Ronge, T., Tiedemann, R., Lamy, F., Köhler, P., Alloway, B., De Pol-Holz, R., et al. (2016). Radiocarbon constraints on the extent and evolution of the South Pacific glacial carbon pool. Nature Communications, 7: 11487, pp. 1-12.

Cite as: https://hdl.handle.net/21.11116/0000-0001-C2E2-4

Abstract

During the last deglaciation, the opposing patterns of atmospheric CO2 and radiocarbon activities (Δ(14)C) suggest the release of (14)C-depleted CO2 from old carbon reservoirs.
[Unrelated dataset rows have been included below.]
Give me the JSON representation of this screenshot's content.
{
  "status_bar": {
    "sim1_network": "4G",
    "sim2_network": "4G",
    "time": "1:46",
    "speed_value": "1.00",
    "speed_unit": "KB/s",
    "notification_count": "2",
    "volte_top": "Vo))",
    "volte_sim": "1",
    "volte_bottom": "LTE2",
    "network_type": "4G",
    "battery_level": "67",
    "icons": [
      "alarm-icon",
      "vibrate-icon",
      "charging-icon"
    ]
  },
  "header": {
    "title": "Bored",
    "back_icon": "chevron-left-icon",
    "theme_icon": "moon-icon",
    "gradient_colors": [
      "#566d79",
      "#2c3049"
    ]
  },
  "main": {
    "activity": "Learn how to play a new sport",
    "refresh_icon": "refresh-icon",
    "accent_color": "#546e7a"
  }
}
Although evidences point to the deep Pacific as a major reservoir of this (14)C-depleted carbon, its extent and evolution still need to be constrained. Here we use sediment cores retrieved along a South Pacific transect to reconstruct the spatio-temporal evolution of Δ(14)C over the last 30,000 years. In ∼2,500-3,600 m water depth, we find (14)C-depleted deep waters with a maximum glacial offset to atmospheric (14)C (ΔΔ(14)C=-1,000‰). Using a box model, we test the hypothesis that these low values might have been caused by an interaction of aging and hydrothermal CO2 influx. We observe a rejuvenation of circumpolar deep waters synchronous and potentially contributing to the initial deglacial rise in atmospheric CO2. These findings constrain parts of the glacial carbon pool to the deep South Pacific.